No mesmo sentido foi a intervenção de Ung Choi Kun. O deputado diz não ser possível fazer comparações com Hong Kong, porque cada território tem a sua Lei Básica. Ung Choi Kun pede um estudo aprofundado por parte do Governo “sobre a margem de desenvolvimento do sistema, tendo em conta a Lei Básica,a fim de, com base no consenso social, promover gradualmente o desenvolvimento do nosso sistema político”.

Angela Leong pediu também um estudo aprofundado sobre o tema. “Em face das exigências da sociedade sobre esta matéria, o Governo pode realizar um trabalho de ampla auscultação pública, observando rigorosamente o disposto na Lei Básica para pode reunir, primeiro, o consenso na sociedade e, depois, efectuar estudos sérios sobre a questão do desenvolvimento do sistema político de Macau.

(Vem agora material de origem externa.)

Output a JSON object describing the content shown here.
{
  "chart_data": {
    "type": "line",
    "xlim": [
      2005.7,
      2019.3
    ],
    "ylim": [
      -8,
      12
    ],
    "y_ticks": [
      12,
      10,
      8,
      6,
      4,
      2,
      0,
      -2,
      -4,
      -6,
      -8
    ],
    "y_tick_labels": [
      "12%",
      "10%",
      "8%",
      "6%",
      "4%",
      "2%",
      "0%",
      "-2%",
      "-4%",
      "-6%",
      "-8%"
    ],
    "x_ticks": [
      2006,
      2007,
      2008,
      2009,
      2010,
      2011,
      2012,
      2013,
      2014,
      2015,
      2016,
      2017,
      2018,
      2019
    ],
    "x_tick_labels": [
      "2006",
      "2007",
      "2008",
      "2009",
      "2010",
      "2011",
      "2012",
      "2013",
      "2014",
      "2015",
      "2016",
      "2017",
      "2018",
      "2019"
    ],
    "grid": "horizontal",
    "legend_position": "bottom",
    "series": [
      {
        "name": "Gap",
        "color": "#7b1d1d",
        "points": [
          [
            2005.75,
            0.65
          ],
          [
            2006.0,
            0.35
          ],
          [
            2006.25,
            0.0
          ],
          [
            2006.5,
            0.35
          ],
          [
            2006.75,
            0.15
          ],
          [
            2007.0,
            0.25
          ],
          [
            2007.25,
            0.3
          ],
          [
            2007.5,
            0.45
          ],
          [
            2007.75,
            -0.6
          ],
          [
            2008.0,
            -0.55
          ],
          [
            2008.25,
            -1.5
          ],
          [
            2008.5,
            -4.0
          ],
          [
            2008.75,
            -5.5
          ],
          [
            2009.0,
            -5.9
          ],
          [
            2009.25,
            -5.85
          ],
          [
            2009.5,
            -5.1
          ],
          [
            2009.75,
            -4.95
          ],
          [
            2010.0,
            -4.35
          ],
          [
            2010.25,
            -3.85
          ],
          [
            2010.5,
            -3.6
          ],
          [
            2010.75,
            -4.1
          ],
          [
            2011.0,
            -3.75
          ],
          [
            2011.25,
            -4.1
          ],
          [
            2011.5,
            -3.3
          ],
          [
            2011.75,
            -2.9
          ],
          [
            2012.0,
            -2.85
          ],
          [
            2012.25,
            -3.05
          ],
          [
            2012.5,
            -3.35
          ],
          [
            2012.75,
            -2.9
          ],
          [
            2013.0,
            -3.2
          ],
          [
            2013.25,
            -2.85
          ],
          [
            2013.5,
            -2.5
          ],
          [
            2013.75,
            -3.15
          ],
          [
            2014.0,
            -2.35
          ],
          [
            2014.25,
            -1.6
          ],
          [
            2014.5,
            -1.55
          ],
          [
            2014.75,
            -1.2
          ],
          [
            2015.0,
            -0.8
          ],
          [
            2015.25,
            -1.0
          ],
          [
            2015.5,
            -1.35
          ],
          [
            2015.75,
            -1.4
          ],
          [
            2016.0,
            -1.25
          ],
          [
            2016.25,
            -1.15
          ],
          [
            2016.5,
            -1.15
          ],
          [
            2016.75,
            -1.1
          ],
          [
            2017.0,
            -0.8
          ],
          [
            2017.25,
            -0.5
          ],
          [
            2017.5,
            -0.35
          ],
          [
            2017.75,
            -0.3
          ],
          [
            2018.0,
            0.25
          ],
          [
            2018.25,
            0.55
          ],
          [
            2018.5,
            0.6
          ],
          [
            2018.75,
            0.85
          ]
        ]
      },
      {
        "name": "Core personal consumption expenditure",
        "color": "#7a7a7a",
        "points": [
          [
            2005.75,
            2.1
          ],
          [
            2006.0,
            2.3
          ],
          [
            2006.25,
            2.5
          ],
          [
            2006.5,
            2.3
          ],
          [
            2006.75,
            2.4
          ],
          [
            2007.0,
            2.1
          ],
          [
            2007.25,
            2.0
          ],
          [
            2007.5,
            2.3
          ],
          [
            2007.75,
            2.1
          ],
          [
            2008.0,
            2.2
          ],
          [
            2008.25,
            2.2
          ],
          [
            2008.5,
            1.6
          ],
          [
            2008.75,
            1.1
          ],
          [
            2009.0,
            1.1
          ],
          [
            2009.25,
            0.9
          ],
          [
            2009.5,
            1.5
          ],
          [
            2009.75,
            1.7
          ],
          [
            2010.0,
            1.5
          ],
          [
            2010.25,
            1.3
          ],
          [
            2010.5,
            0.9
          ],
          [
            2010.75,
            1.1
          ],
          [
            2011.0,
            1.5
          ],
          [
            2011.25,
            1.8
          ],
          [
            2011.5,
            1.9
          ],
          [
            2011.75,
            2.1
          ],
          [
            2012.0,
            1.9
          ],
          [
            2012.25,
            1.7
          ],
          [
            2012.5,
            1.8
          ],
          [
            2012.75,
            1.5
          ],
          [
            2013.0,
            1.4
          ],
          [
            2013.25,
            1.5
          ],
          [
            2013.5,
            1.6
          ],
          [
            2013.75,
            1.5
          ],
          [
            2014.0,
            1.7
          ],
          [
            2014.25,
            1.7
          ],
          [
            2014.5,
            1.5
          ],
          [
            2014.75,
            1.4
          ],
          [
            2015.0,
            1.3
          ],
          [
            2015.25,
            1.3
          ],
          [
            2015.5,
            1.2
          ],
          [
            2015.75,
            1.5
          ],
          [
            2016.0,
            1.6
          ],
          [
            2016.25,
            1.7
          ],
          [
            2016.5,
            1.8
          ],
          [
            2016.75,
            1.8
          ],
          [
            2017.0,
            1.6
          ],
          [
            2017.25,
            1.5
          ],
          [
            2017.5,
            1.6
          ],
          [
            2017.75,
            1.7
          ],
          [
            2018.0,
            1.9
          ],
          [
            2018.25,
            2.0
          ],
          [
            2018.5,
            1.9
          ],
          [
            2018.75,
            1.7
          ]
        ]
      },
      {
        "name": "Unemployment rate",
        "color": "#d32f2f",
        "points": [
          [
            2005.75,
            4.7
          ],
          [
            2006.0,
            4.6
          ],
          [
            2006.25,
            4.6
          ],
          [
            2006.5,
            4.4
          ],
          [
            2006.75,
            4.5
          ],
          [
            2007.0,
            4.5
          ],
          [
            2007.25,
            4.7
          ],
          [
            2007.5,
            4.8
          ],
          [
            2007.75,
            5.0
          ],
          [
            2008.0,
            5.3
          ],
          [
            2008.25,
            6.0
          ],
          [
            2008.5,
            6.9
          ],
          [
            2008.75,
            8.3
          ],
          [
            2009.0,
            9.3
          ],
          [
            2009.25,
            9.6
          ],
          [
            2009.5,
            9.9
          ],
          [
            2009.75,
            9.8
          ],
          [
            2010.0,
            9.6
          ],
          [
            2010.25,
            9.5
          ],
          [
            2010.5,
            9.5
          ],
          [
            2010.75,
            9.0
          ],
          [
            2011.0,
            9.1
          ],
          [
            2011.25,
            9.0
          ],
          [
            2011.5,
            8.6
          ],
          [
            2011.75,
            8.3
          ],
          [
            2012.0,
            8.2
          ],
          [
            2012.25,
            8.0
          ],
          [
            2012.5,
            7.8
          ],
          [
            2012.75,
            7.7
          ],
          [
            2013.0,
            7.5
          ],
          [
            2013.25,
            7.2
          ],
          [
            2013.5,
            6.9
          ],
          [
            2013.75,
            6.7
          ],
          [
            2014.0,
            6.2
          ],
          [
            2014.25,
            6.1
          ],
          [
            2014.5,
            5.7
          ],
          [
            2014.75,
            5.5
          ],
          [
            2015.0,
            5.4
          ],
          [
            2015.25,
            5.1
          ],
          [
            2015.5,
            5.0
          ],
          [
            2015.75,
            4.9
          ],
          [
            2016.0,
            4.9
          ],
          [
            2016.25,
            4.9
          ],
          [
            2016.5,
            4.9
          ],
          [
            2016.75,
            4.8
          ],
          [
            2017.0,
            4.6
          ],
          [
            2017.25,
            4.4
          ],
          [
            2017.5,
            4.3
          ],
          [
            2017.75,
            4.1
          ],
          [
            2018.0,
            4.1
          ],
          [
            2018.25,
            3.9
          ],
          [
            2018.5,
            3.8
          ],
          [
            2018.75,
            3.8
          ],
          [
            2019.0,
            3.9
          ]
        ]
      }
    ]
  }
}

Chan Chak Mo entende que o actual modelo tem “provado ser adequado às necessidades do desenvolvimento de Macau”. Ainda assim o deputado lembra que “não se pode descurar a importância da educação civíca. É necessário consciencializar os cidadãos sobre a noção de sujeito, a fim de que assumam o papel de efectivos sujeitos nos assuntos políticos e públicos, e tomem ainda parte activa nas relações sócio-políticas”. Isso "contribuirá para um conhecimento mais claro sobre o passado, o presento e o futuro de Macau, que os impulsionará a participarem, voluntária e racionalmente, nos assuntos sociais e políticos".